This was no surprise to the Erthuma. Rather than use Hugh’s communicator, the serpentine being departed after accepting the commission, leaving Hugh and Rekchellet staring significantly at each other.

Thirty minutes later, long enough to make both wonder whether their suspicions were correct and to make Hugh suspect that the delay was for just that purpose, Barrar called the safety office and told him without elaboration that the large flier was at his disposal, parked at the warehouse. The two got there as promptly as they could, Rekchellet in thirty seconds completely relaxed, Hugh in three hundred panting heavily.

Counter-of-Supplies was again ready to load cartons of Crotonite and Habra foodstuffs into the vehicle. She neither said nor did anything about Naxian supplies, and Hugh was not in the least startled when S’Nash appeared once again in full-recycling armor. The word had already gone out to those who were to make the trip, and winged forms were settling beside the warehouse every minute or two as muscular Erthumoi trundled the containers from building to aircraft. Loading and personnel count were complete at about the same time.

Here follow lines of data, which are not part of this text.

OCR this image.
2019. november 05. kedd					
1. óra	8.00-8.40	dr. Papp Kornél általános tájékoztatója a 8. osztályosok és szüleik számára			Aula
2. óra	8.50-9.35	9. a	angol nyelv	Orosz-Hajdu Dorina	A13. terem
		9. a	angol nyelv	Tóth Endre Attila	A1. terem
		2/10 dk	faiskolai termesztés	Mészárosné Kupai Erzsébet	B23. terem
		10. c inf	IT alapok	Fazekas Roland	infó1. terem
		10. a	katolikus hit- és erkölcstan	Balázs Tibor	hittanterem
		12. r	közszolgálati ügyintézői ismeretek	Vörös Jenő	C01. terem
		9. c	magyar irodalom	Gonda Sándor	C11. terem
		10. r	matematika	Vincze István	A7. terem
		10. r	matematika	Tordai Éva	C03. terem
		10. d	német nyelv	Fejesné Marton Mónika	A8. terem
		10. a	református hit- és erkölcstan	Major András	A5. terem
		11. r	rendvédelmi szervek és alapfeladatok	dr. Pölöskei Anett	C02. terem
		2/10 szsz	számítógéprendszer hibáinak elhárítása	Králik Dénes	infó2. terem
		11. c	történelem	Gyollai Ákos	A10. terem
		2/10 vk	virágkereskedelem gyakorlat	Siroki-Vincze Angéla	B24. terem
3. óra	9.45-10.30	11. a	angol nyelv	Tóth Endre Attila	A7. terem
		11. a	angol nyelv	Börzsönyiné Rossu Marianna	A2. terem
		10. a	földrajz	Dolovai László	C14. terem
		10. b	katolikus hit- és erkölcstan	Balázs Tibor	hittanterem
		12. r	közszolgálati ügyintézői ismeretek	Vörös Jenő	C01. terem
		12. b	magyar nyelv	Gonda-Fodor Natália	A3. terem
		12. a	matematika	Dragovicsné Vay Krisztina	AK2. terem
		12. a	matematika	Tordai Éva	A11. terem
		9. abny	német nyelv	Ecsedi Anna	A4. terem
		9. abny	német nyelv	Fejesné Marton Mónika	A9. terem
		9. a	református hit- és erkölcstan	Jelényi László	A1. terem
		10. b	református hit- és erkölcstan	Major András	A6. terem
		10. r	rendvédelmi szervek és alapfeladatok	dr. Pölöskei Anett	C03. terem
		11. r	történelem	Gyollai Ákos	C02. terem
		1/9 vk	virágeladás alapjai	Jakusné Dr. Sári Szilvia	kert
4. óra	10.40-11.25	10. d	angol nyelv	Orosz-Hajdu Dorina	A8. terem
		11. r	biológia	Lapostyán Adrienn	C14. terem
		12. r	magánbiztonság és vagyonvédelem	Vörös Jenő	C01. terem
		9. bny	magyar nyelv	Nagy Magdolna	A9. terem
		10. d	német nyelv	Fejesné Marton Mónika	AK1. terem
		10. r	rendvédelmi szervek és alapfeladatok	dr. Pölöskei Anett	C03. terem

Hugh thanked the Locrian, who acknowledged the courtesy and withdrew.

S’Nash was already aboard, and the Erthuma lifted off with caution dictated by the presence of many living fliers and possibly other aircraft in the area.

He flew slowly to the living quarters, left the ship and awakened Janice — they were out of phase again and he had not wanted to disturb her sooner than absolutely necessary — and waited while she, too, donned recycling gear.

Moments later the craft was rising slowly straight up, surrounded by its winged satellites, and at half a kilometer’s height he pointed the nose west and set the autopilot for a comfortable fifty kilometers per hour, which he knew both Habras and Crotonites could maintain for hundreds of kilometers. Janice had already gone back to sleep; there were scores of hours of travel ahead of them.

They passed only a short distance from where the truck had been abandoned; the Habras, for whom it was well within sensory range, reported that it was still there. This was not very surprising, but neither would its absence have been; there was no way to read Ennissee’s mind. The vehicle was dark, and no one tried to find whether anyone was aboard. Hugh flirted briefly with a mild regret that they had not brought a Locrian, but didn’t ask anyone to open the vehicle. They flew on.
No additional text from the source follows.